Selon les promoteurs, le choc Beterbiev-Meng sera le premier combat au Canada mettant en jeu un titre mondial unifié et auquel prendra part un boxeur installé au Canada.

«Ça ne s’est jamais vu avec des boxeurs de chez nous», assure l’un des promoteurs, Yvon Michel. «Bien sûr, il y a eu le combat entre Kendall Holt et Timothy Bradley Jr pour le titre unifié des super-légers au Centre Bell en 2009, mais il s’agissait de deux boxeurs des États-Unis», poursuit-il.

Michel a aussi rappelé le cas de l’ex-champion du monde canadien Lennox Lewis, qui a déjà cumulé quatre titres et est donc le dernier poids lourd à avoir été champion incontesté. «Lennox est parti boxer au Royaume-Uni, car il n’y avait aucun promoteur qualifié pour le gérer ici. Si on avait été là à l’époque, on ne l’aurait pas laissé partir! C’est ce qu’on veut éviter avec un gars comme Artur Beterbiev. On ne veut pas que les boxeurs démarrent leur carrière au Canada pour ensuite partir, car il n’y a pas les ressources suffisantes ici», a-t-il indiqué.

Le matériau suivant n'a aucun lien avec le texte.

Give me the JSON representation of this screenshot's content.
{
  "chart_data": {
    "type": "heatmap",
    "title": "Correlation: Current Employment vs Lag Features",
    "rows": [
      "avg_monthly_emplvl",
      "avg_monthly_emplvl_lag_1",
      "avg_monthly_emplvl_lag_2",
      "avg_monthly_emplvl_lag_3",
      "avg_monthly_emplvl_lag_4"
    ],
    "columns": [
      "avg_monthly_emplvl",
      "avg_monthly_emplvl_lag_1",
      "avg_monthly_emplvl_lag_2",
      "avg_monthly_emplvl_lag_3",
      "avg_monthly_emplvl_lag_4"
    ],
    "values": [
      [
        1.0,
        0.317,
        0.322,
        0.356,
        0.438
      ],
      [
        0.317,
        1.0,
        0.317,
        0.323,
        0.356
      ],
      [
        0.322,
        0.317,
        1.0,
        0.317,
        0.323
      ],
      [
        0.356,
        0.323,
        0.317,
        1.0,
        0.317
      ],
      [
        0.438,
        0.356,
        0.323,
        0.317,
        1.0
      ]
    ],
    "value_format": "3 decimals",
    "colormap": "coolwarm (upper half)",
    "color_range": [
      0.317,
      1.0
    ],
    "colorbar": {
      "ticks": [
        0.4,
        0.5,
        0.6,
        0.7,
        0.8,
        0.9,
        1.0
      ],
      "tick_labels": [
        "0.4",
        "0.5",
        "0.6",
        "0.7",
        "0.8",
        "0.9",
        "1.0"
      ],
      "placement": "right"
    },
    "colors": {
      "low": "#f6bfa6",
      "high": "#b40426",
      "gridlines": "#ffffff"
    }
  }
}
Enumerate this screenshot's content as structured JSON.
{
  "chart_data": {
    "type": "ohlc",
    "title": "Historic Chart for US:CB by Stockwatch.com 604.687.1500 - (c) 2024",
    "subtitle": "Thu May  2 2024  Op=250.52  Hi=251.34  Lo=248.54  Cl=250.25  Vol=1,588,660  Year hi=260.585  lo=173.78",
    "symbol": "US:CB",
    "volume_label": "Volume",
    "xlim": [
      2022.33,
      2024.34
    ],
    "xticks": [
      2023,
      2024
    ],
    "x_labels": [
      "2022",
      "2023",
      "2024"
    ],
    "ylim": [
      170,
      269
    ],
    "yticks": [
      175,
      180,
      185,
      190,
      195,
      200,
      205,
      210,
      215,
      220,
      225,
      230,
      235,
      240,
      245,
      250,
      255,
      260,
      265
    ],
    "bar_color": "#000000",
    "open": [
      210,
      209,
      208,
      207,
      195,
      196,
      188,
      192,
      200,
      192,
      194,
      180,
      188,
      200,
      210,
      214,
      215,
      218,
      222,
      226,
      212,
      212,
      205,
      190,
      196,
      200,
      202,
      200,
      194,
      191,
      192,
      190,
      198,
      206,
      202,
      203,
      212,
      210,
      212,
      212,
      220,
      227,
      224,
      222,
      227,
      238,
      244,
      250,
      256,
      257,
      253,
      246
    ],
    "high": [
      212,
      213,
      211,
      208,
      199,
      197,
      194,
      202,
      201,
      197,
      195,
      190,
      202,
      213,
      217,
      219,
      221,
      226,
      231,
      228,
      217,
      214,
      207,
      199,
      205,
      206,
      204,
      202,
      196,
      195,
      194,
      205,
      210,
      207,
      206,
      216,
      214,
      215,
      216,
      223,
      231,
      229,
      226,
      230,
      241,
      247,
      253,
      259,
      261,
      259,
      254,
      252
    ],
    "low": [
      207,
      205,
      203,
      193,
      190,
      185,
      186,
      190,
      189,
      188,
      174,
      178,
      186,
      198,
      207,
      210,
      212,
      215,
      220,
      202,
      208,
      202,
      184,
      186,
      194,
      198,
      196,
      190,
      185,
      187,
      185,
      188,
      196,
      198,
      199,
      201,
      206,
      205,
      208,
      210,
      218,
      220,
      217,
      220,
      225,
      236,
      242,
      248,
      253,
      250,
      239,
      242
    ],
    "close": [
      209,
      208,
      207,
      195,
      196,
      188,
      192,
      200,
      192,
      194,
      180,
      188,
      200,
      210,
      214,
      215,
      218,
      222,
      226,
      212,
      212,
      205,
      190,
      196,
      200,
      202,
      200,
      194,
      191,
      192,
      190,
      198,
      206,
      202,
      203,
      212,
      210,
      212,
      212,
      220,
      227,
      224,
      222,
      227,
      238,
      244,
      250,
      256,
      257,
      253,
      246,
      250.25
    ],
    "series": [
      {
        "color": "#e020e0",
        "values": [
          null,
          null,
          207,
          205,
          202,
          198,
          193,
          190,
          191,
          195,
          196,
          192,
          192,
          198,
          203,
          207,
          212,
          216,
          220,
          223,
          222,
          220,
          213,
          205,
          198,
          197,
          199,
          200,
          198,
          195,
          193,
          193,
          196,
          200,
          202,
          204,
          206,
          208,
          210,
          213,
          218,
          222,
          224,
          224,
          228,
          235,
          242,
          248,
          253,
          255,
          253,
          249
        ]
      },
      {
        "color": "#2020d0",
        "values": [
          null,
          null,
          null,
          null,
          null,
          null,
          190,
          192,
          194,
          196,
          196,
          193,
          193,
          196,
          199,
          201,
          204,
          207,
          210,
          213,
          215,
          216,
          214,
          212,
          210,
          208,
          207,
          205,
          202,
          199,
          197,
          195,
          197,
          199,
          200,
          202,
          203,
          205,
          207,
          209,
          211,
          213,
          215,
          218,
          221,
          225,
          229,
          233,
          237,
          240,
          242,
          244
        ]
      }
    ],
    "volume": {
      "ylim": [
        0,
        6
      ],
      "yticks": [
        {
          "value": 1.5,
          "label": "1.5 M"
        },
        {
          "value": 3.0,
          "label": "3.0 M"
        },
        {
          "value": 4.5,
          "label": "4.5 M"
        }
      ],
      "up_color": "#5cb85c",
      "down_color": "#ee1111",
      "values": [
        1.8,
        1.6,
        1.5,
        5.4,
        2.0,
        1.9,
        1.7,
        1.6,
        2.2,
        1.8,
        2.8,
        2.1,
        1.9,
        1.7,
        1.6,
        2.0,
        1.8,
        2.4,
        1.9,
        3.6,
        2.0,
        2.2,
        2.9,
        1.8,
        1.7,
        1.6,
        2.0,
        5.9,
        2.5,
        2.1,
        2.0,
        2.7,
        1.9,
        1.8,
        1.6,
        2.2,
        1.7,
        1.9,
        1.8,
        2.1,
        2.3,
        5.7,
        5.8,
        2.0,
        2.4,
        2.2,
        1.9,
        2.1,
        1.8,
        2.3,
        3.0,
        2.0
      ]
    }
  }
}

Ainsi, Michel espère accueillir entre 7000 et 8000 spectateurs pour son gala du 28 mars.

«Il faut attirer des gens pour éviter que nos boxeurs doivent défendre leurs titres sur la route quand ils seront rendus de niveau international», poursuit-il. Il place d’ailleurs beaucoup d’espoir en son poulain russe qui a grandement amélioré son anglais et son français depuis quelques années. 

«Il y a des gens qui embarquaient moins dans la personnalité de certains champions, mais je crois que les gens aimeront Artur, car il a une belle histoire. C’est un bon père de famille qui a choisi d’avoir ses enfants au Québec et qui n’a aucun squelette dans le placard», a-t-il conclu.